Aug. 30, 2001 -- When a 26-year-old woman stood at the edge of a Seattle bridge on Tuesday, contemplating the decision to end her life with a jump, she didn't do so in peace.

"Jump, bitch, jump!" is what she heard from the crowd of motorists at the scene. Other onlookers cursed the woman, who was distraught over a relationship. After all, she had delayed their daily commute.

"The officers that were first on the scene said there were cars that were stopping as they were going by on the freeway, and taunting her to jump," Sgt. L.J. Eddy of the Seattle Police Department Crisis Intervention Team said today on ABCNEWS' Good Morning America. Eddy's team tried to stop the jumper, and ended up pulling her out of the water after she leaped from the bridge. (The woman is listed in serious condition at Harborview Medical Center in Seattle, with a spinal fracture and chest and abdominal injuries. She is expected to recover fully, according to Associated Press reports.)

Cruel, yes. Unusual? Experts say no.

Losing Your Sense of Individuality

Such behavior occurs quite naturally to us in certain situations. Psychologists have a name for it: deindividuation.

Scott Plous, a professor at Wesleyan University in Connecticut, calls the mob reaction seen during the Seattle suicide attempt a classic case of deindividuation, or losing your sense of individuality. He says that being anonymous or being part of a large group will often lead to behavior that, under normal circumstances, is not socially acceptable.

Eddy concurs that this is not an unusual phenomenon.

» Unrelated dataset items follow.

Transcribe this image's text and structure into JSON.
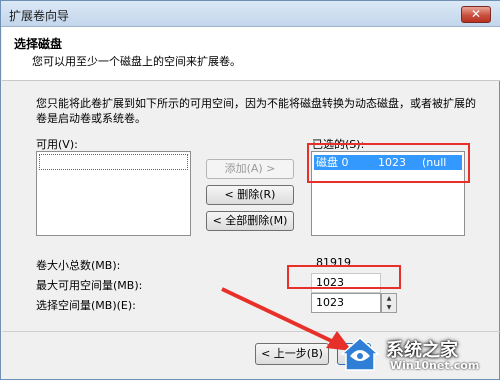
{
  "window": {
    "title": "扩展卷向导"
  },
  "header": {
    "title": "选择磁盘",
    "subtitle": "您可以用至少一个磁盘上的空间来扩展卷。"
  },
  "description": "您只能将此卷扩展到如下所示的可用空间，因为不能将磁盘转换为动态磁盘，或者被扩展的卷是启动卷或系统卷。",
  "available": {
    "label": "可用(V):"
  },
  "selected": {
    "label": "已选的(S):",
    "items": [
      {
        "disk": "磁盘 0",
        "size": "1023",
        "extra": "(null"
      }
    ]
  },
  "buttons": {
    "add": "添加(A) >",
    "remove": "< 删除(R)",
    "remove_all": "< 全部删除(M)",
    "back": "< 上一步(B)",
    "next": ""
  },
  "fields": {
    "total_label": "卷大小总数(MB):",
    "total_value": "81919",
    "max_label": "最大可用空间量(MB):",
    "max_value": "1023",
    "select_label": "选择空间量(MB)(E):",
    "select_value": "1023"
  },
  "watermark": {
    "brand": "系统之家",
    "url": "Win10net.com"
  },
  "colors": {
    "highlight": "#3399ff",
    "annotation": "#e8302a"
  }
}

"I have been out to incidents of jumpers on ledges in high-rises and things like that, and there is frequently someone in the crowd, I think because of that anonymity, who will yell to 'jump' or 'go ahead' or something like that," she said.

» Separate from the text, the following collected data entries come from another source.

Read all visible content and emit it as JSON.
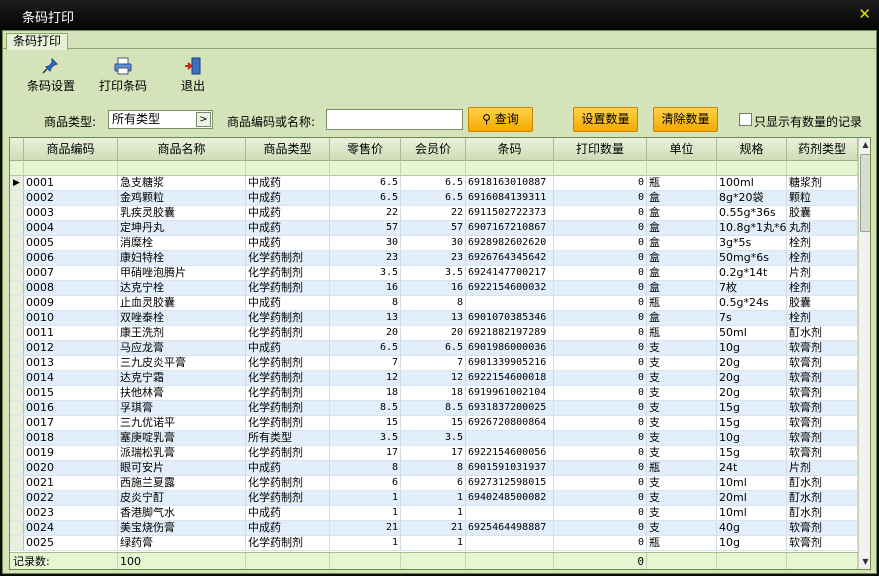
{
  "window": {
    "title": "条码打印",
    "close_glyph": "✕"
  },
  "tab": {
    "label": "条码打印"
  },
  "toolbar": {
    "barcode_settings": {
      "label": "条码设置",
      "icon": "pin-icon"
    },
    "print_barcode": {
      "label": "打印条码",
      "icon": "printer-icon"
    },
    "exit": {
      "label": "退出",
      "icon": "exit-door-icon"
    }
  },
  "filter": {
    "type_label": "商品类型:",
    "type_value": "所有类型",
    "code_name_label": "商品编码或名称:",
    "search_value": "",
    "query_label": "查询",
    "set_qty_label": "设置数量",
    "clear_qty_label": "清除数量",
    "only_qty_label": "只显示有数量的记录"
  },
  "grid": {
    "columns": [
      "商品编码",
      "商品名称",
      "商品类型",
      "零售价",
      "会员价",
      "条码",
      "打印数量",
      "单位",
      "规格",
      "药剂类型"
    ],
    "rows": [
      [
        "0001",
        "急支糖浆",
        "中成药",
        "6.5",
        "6.5",
        "6918163010887",
        "0",
        "瓶",
        "100ml",
        "糖浆剂"
      ],
      [
        "0002",
        "金鸡颗粒",
        "中成药",
        "6.5",
        "6.5",
        "6916084139311",
        "0",
        "盒",
        "8g*20袋",
        "颗粒"
      ],
      [
        "0003",
        "乳疾灵胶囊",
        "中成药",
        "22",
        "22",
        "6911502722373",
        "0",
        "盒",
        "0.55g*36s",
        "胶囊"
      ],
      [
        "0004",
        "定坤丹丸",
        "中成药",
        "57",
        "57",
        "6907167210867",
        "0",
        "盒",
        "10.8g*1丸*6",
        "丸剂"
      ],
      [
        "0005",
        "消糜栓",
        "中成药",
        "30",
        "30",
        "6928982602620",
        "0",
        "盒",
        "3g*5s",
        "栓剂"
      ],
      [
        "0006",
        "康妇特栓",
        "化学药制剂",
        "23",
        "23",
        "6926764345642",
        "0",
        "盒",
        "50mg*6s",
        "栓剂"
      ],
      [
        "0007",
        "甲硝唑泡腾片",
        "化学药制剂",
        "3.5",
        "3.5",
        "6924147700217",
        "0",
        "盒",
        "0.2g*14t",
        "片剂"
      ],
      [
        "0008",
        "达克宁栓",
        "化学药制剂",
        "16",
        "16",
        "6922154600032",
        "0",
        "盒",
        "7枚",
        "栓剂"
      ],
      [
        "0009",
        "止血灵胶囊",
        "中成药",
        "8",
        "8",
        "",
        "0",
        "瓶",
        "0.5g*24s",
        "胶囊"
      ],
      [
        "0010",
        "双唑泰栓",
        "化学药制剂",
        "13",
        "13",
        "6901070385346",
        "0",
        "盒",
        "7s",
        "栓剂"
      ],
      [
        "0011",
        "康王洗剂",
        "化学药制剂",
        "20",
        "20",
        "6921882197289",
        "0",
        "瓶",
        "50ml",
        "酊水剂"
      ],
      [
        "0012",
        "马应龙膏",
        "中成药",
        "6.5",
        "6.5",
        "6901986000036",
        "0",
        "支",
        "10g",
        "软膏剂"
      ],
      [
        "0013",
        "三九皮炎平膏",
        "化学药制剂",
        "7",
        "7",
        "6901339905216",
        "0",
        "支",
        "20g",
        "软膏剂"
      ],
      [
        "0014",
        "达克宁霜",
        "化学药制剂",
        "12",
        "12",
        "6922154600018",
        "0",
        "支",
        "20g",
        "软膏剂"
      ],
      [
        "0015",
        "扶他林膏",
        "化学药制剂",
        "18",
        "18",
        "6919961002104",
        "0",
        "支",
        "20g",
        "软膏剂"
      ],
      [
        "0016",
        "孚琪膏",
        "化学药制剂",
        "8.5",
        "8.5",
        "6931837200025",
        "0",
        "支",
        "15g",
        "软膏剂"
      ],
      [
        "0017",
        "三九优诺平",
        "化学药制剂",
        "15",
        "15",
        "6926720800864",
        "0",
        "支",
        "15g",
        "软膏剂"
      ],
      [
        "0018",
        "塞庚啶乳膏",
        "所有类型",
        "3.5",
        "3.5",
        "",
        "0",
        "支",
        "10g",
        "软膏剂"
      ],
      [
        "0019",
        "派瑞松乳膏",
        "化学药制剂",
        "17",
        "17",
        "6922154600056",
        "0",
        "支",
        "15g",
        "软膏剂"
      ],
      [
        "0020",
        "眼可安片",
        "中成药",
        "8",
        "8",
        "6901591031937",
        "0",
        "瓶",
        "24t",
        "片剂"
      ],
      [
        "0021",
        "西施兰夏露",
        "化学药制剂",
        "6",
        "6",
        "6927312598015",
        "0",
        "支",
        "10ml",
        "酊水剂"
      ],
      [
        "0022",
        "皮炎宁酊",
        "化学药制剂",
        "1",
        "1",
        "6940248500082",
        "0",
        "支",
        "20ml",
        "酊水剂"
      ],
      [
        "0023",
        "香港脚气水",
        "中成药",
        "1",
        "1",
        "",
        "0",
        "支",
        "10ml",
        "酊水剂"
      ],
      [
        "0024",
        "美宝烧伤膏",
        "中成药",
        "21",
        "21",
        "6925464498887",
        "0",
        "支",
        "40g",
        "软膏剂"
      ],
      [
        "0025",
        "绿药膏",
        "化学药制剂",
        "1",
        "1",
        "",
        "0",
        "瓶",
        "10g",
        "软膏剂"
      ]
    ],
    "current_row_marker": "▶",
    "footer": {
      "label": "记录数:",
      "count": "100",
      "qty_total": "0"
    }
  }
}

Large groups,explains Brad Bushman, a psychology professor at Iowa State University, not only dilute a sense of individuality, but also lessen accountability.

"In a large group, diffusion of responsibility occurs so the individual experiences less responsibility on their own," he said.

Heightened Sensation

The other factor Bushman believes may have been responsible for the Seattle group's behavior is a heightened sense of arousal.

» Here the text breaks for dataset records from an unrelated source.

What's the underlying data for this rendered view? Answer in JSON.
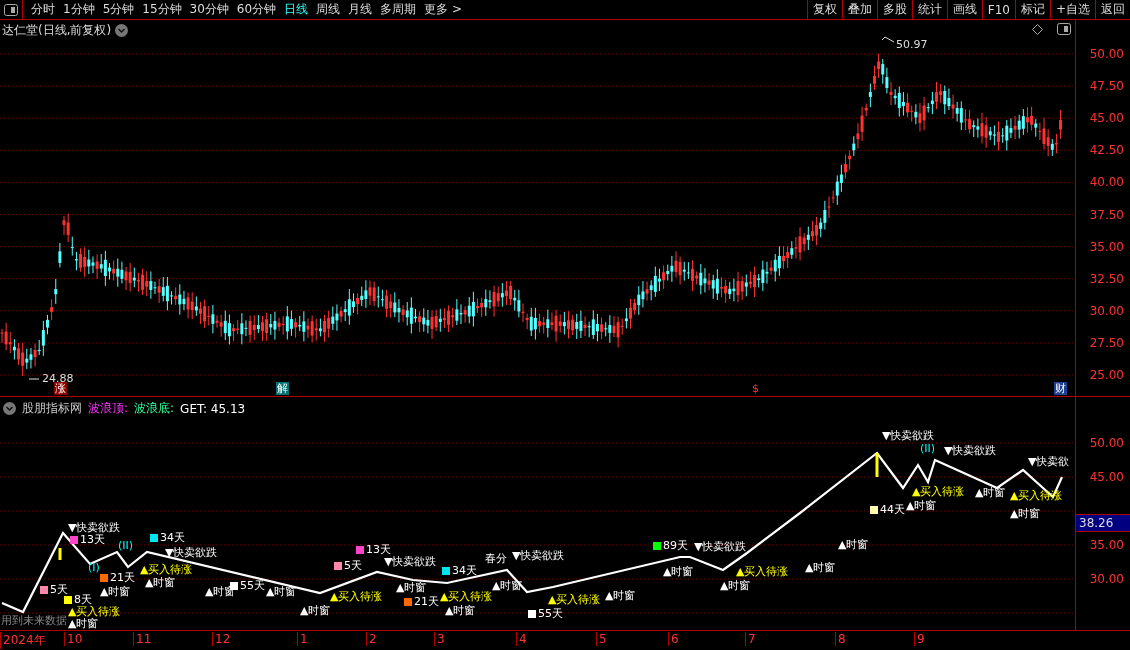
{
  "toolbar": {
    "periods": [
      {
        "label": "分时",
        "selected": false
      },
      {
        "label": "1分钟",
        "selected": false
      },
      {
        "label": "5分钟",
        "selected": false
      },
      {
        "label": "15分钟",
        "selected": false
      },
      {
        "label": "30分钟",
        "selected": false
      },
      {
        "label": "60分钟",
        "selected": false
      },
      {
        "label": "日线",
        "selected": true
      },
      {
        "label": "周线",
        "selected": false
      },
      {
        "label": "月线",
        "selected": false
      },
      {
        "label": "多周期",
        "selected": false
      }
    ],
    "more": "更多 >",
    "buttons": [
      "复权",
      "叠加",
      "多股",
      "统计",
      "画线",
      "F10",
      "标记",
      "+自选",
      "返回"
    ]
  },
  "main": {
    "title": "达仁堂(日线,前复权)",
    "price_axis": [
      "50.00",
      "47.50",
      "45.00",
      "42.50",
      "40.00",
      "37.50",
      "35.00",
      "32.50",
      "30.00",
      "27.50",
      "25.00"
    ],
    "high_label": "50.97",
    "low_label": "24.88",
    "events": [
      {
        "text": "涨",
        "kind": "rise"
      },
      {
        "text": "解",
        "kind": "unlock"
      },
      {
        "text": "$",
        "kind": "dividend"
      },
      {
        "text": "财",
        "kind": "finance"
      }
    ]
  },
  "indicator": {
    "legend": [
      {
        "text": "股朋指标网",
        "kind": "source"
      },
      {
        "text": "波浪顶:",
        "kind": "top"
      },
      {
        "text": "波浪底:",
        "kind": "bottom"
      },
      {
        "text": "GET: 45.13",
        "kind": "value"
      }
    ],
    "warning": "用到未来数据",
    "value_axis": [
      "50.00",
      "45.00",
      "35.00",
      "30.00"
    ],
    "current_value": "38.26",
    "date_axis": [
      "2024年",
      "10",
      "11",
      "12",
      "1",
      "2",
      "3",
      "4",
      "5",
      "6",
      "7",
      "8",
      "9"
    ],
    "signals": [
      {
        "kind": "sell",
        "text": "▼快卖欲跌"
      },
      {
        "kind": "days",
        "text": "13天",
        "color": "#ff44cc"
      },
      {
        "kind": "wave",
        "text": "(II)"
      },
      {
        "kind": "days",
        "text": "34天",
        "color": "#00e5ee"
      },
      {
        "kind": "sell",
        "text": "▼快卖欲跌"
      },
      {
        "kind": "wave",
        "text": "(I)"
      },
      {
        "kind": "days",
        "text": "21天",
        "color": "#ff6a00"
      },
      {
        "kind": "buy",
        "text": "▲买入待涨"
      },
      {
        "kind": "window",
        "text": "▲时窗"
      },
      {
        "kind": "window",
        "text": "▲时窗"
      },
      {
        "kind": "days",
        "text": "5天",
        "color": "#ff88aa"
      },
      {
        "kind": "days",
        "text": "8天",
        "color": "#ffff00"
      },
      {
        "kind": "buy",
        "text": "▲买入待涨"
      },
      {
        "kind": "window",
        "text": "▲时窗"
      },
      {
        "kind": "window",
        "text": "▲时窗"
      },
      {
        "kind": "days",
        "text": "55天",
        "color": "#ffffff"
      },
      {
        "kind": "window",
        "text": "▲时窗"
      },
      {
        "kind": "window",
        "text": "▲时窗"
      },
      {
        "kind": "days",
        "text": "5天",
        "color": "#ff88aa"
      },
      {
        "kind": "buy",
        "text": "▲买入待涨"
      },
      {
        "kind": "days",
        "text": "13天",
        "color": "#ff44cc"
      },
      {
        "kind": "sell",
        "text": "▼快卖欲跌"
      },
      {
        "kind": "window",
        "text": "▲时窗"
      },
      {
        "kind": "days",
        "text": "21天",
        "color": "#ff6a00"
      },
      {
        "kind": "days",
        "text": "34天",
        "color": "#00e5ee"
      },
      {
        "kind": "buy",
        "text": "▲买入待涨"
      },
      {
        "kind": "window",
        "text": "▲时窗"
      },
      {
        "kind": "season",
        "text": "春分"
      },
      {
        "kind": "sell",
        "text": "▼快卖欲跌"
      },
      {
        "kind": "window",
        "text": "▲时窗"
      },
      {
        "kind": "buy",
        "text": "▲买入待涨"
      },
      {
        "kind": "days",
        "text": "55天",
        "color": "#ffffff"
      },
      {
        "kind": "window",
        "text": "▲时窗"
      },
      {
        "kind": "days",
        "text": "89天",
        "color": "#00ff00"
      },
      {
        "kind": "sell",
        "text": "▼快卖欲跌"
      },
      {
        "kind": "window",
        "text": "▲时窗"
      },
      {
        "kind": "buy",
        "text": "▲买入待涨"
      },
      {
        "kind": "window",
        "text": "▲时窗"
      },
      {
        "kind": "window",
        "text": "▲时窗"
      },
      {
        "kind": "window",
        "text": "▲时窗"
      },
      {
        "kind": "sell",
        "text": "▼快卖欲跌"
      },
      {
        "kind": "wave",
        "text": "(II)"
      },
      {
        "kind": "sell",
        "text": "▼快卖欲跌"
      },
      {
        "kind": "buy",
        "text": "▲买入待涨"
      },
      {
        "kind": "days",
        "text": "44天",
        "color": "#ffffaa"
      },
      {
        "kind": "window",
        "text": "▲时窗"
      },
      {
        "kind": "window",
        "text": "▲时窗"
      },
      {
        "kind": "buy",
        "text": "▲买入待涨"
      },
      {
        "kind": "window",
        "text": "▲时窗"
      },
      {
        "kind": "sell",
        "text": "▼快卖欲"
      }
    ]
  }
}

"Physiologically, the presence of other people, heat, any unpleasant event — i.e., the frustration of being delayed three hours during a rush-hour commute — can increase the likelihood of aggressive behavior," said Bushman.

The problem with this heightened sensation, he says, is it reduces our cognitive capacities — our ability to think rationally.

Dr. Michael Vergare, psychology professor at the Thomas Jefferson University School of Medicine in Philadelphia, says the group's aggression may have been brought on by plain old selfishness.

"These people were feeling anger; she was getting in their way, so they distanced themselves from her dilemma," said Vergare. He called it a classic case of taking care of our needs.

Vergare says such Lord of the Flies-type behavior is really a defense mechanism.

"There is a certain distancing and dehumanizing of certain situations so we can master them. If we ignore the humanity, we become less humane, less civil," he said. "We depersonalize — that's how we protect ourselves."